Let me finish with Karl Rove’s nasty swing at Hillary Clinton this morning in his Wall Street Journal column.
He said her run for the White House is a case of “personal political ambition.”
When did having ambition become a disqualifier? More to the point, when did he become an attack line in partisan campaigning?
I know. You know. Karl Rove knows that personal ambition is what fuels politics. We don’t go out and pick candidates for office; they pick themselves. That’s the way it was in high school, in college.
Whenever there’s been an election in our lives, the ambitious come forward, put their names on the ballot and campaign for the job. We don’t pick our candidates; they pick themselves. Our job is to choose among those who’ve decided to put themselves out there.
The question people should be asking right now is not whether Hillary Clinton is ambitious, but is she ambitious enough – enough to fight another grueling, nearly two-year campaign for president?

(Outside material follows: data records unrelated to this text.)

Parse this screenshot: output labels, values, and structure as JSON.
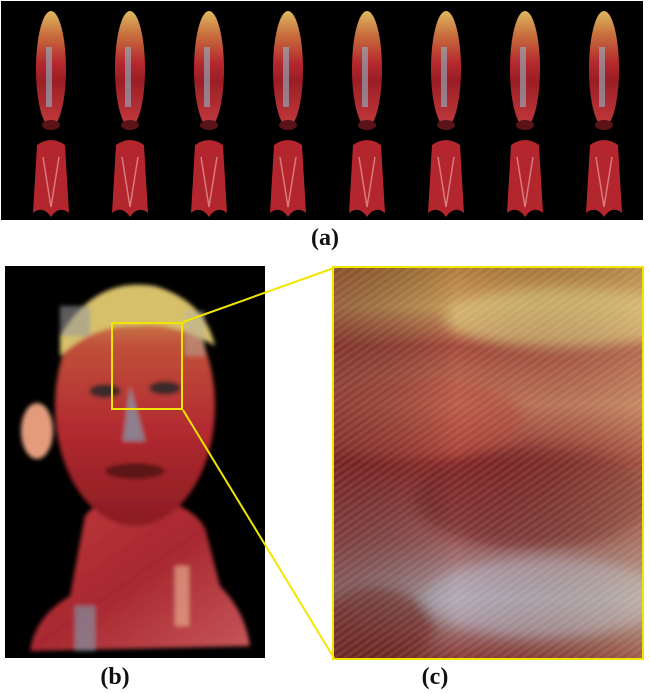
{
  "captions": {
    "a": "(a)",
    "b": "(b)",
    "c": "(c)"
  },
  "panel_a": {
    "figure_count": 8
  },
  "colors": {
    "highlight": "#f2e600",
    "background": "#000000",
    "muscle": "#b8292f",
    "hair": "#d9b25a"
  }
}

Let’s hope she is. Politics in our system is based on people having ambition for high office. Lincoln, the Roosevelts, Kennedy, Reagan, all had personal ambition. So do the great body of the United States Congress. And, for most, it didn’t start evidencing itself when their names began showing up in newspapers. It began way back in student and campus politics.
Mitch McConnell put it best the morning following the 2014 election. He said: “I have a caucus of class presidents.”